L’Association DIS-MOI (Maurice) dénonce la brutalité policière

DISMOI (Maurice), une association des droits de l’homme, a pris connaissance des vidéos troublantes circulant sur les réseaux sociaux dont l’une prête à penser que deux personnes qui seraient en détention policière seraient en train de se faire torturer pendant qu’ils avaient les menottes aux poignets et qu’ils étaient étendus à même le sol.

DISMOI (Maurice) accepte le fait que nous sommes dans une situation d’urgence sanitaire. Il est impératif que le public coopère avec les autorités et respecte les consignes du couvre-feu et du confinement, visant à mettre fin à la pandémie qui menace l’humanité et que de ce fait certaines libertés peuvent être supprimées temporairement.

DISMOI (Maurice) rappelle toutefois que même en situation d’urgence notre pays est régi par un système de droit comme il est mentionné dans :

La DECLARATION UNIVERSELLE DES DROITS HUMAINS

Article5

  • Nul ne sera soumis à la torture, ni à des peines ou traitements cruels, inhumains ou dégradants.

LA CONVENTION CONTRE LA TORTURE ET AUTRES PEINES OU TRAITEMENTS CRUELS, INHUMAINS OU DEGRADANTS

Article 2

  • Tout Etat partie prend des mesures législatives, administratives, judiciaires et autres mesures efficaces pour empêcher que des actes de torture soient commis dans tout territoire sous sa juridiction.
  • Aucune circonstance exceptionnelle, quelle qu’elle soit, qu’il s’agisse de l’état de guerre ou de menace de guerre, d’instabilité politique intérieure ou de tout autre état d’exception, ne peut être invoquée pour justifier la torture.

Sous notre CODE PENAL:

Section 78. Torture by public official
(1) (1) Subject to subsection (3), where –
(a) (a) any person who is a public official, or is otherwise acting in official capacity; or
(b) (b) any person, at the instigation of, or with the acquiescence of public official or a person otherwise acting in an official capacity
intentionally inflicts severe pain or suffering, whether physical or mental, on any other person-
1. (i) to obtain a confession or other information from that other person, or any other person;
2. (ii) to punish that other person for an act which that other person or any other person has committed, or is suspected of having committed;
3. (iii) to intimidate or coerce that order or a third person; or
4. (iv) for any reason based on discrimination of any kind,
he shall commit the offence of torture and shall, on conviction, be liable to a fine exceeding 150,000 rupees and to imprisonment for a term not exceeding 10 years.

DISMOI (Maurice) est convaincu que de ce fait rien ne justifie la torture par les agents de l’Etat.

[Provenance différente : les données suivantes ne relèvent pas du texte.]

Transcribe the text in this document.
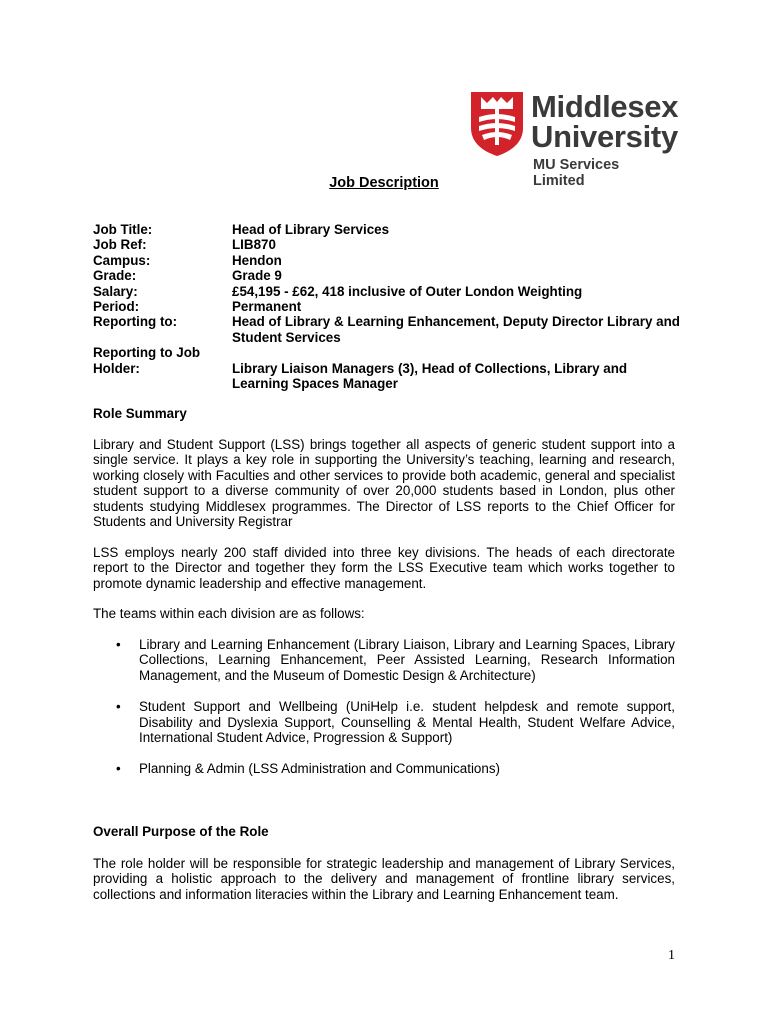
Middlesex
University
MU Services Limited
Job Description
Job Title:	Head of Library Services
Job Ref:	LIB870
Campus:	Hendon
Grade:	Grade 9
Salary:	£54,195 - £62, 418 inclusive of Outer London Weighting
Period:	Permanent
Reporting to:	Head of Library & Learning Enhancement, Deputy Director Library and Student Services
Reporting to Job Holder:	Library Liaison Managers (3), Head of Collections, Library and Learning Spaces Manager
Role Summary
Library and Student Support (LSS) brings together all aspects of generic student support into a single service. It plays a key role in supporting the University’s teaching, learning and research, working closely with Faculties and other services to provide both academic, general and specialist student support to a diverse community of over 20,000 students based in London, plus other students studying Middlesex programmes. The Director of LSS reports to the Chief Officer for Students and University Registrar
LSS employs nearly 200 staff divided into three key divisions. The heads of each directorate report to the Director and together they form the LSS Executive team which works together to promote dynamic leadership and effective management.
The teams within each division are as follows:
• Library and Learning Enhancement (Library Liaison, Library and Learning Spaces, Library Collections, Learning Enhancement, Peer Assisted Learning, Research Information Management, and the Museum of Domestic Design & Architecture)
• Student Support and Wellbeing (UniHelp i.e. student helpdesk and remote support, Disability and Dyslexia Support, Counselling & Mental Health, Student Welfare Advice, International Student Advice, Progression & Support)
• Planning & Admin (LSS Administration and Communications)
Overall Purpose of the Role
The role holder will be responsible for strategic leadership and management of Library Services, providing a holistic approach to the delivery and management of frontline library services, collections and information literacies within the Library and Learning Enhancement team.
1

Qui plus est, il constitue un délit condamnable par nos lois.

DISMOI (Maurice) rappelle que seuls nos cours de loi peuvent décider de la culpabilité d’une personne et que toute punition en dehors du cadre légal constitue une offense punissable par nos lois.

DISMOI (Maurice) considère ainsi que les auteurs de torture sont des hors la loi qui agissent dans la lâcheté et trouvent leur refuge dans l’impunité et la loi du silence.

DISMOI (Maurice) considère que ceux-là nuisent à l’image que veut bâtir notre pays en matière de bonne gouvernance, de respect de droit humains et de solidarité nationale en cette période de crise sanitaire.

DISMOI (Maurice) insiste qu’il est primordial que la confiance du public soit maintenue pour le respect et la bonne marche de nos institutions.

De ce fait, DISMOI (Maurice) demande à ce que les auteurs des actes de torture soient traduits devant une cour de justice dans les plus brefs délais afin qu’ils soient jugés pour ces actes insensés et barbares.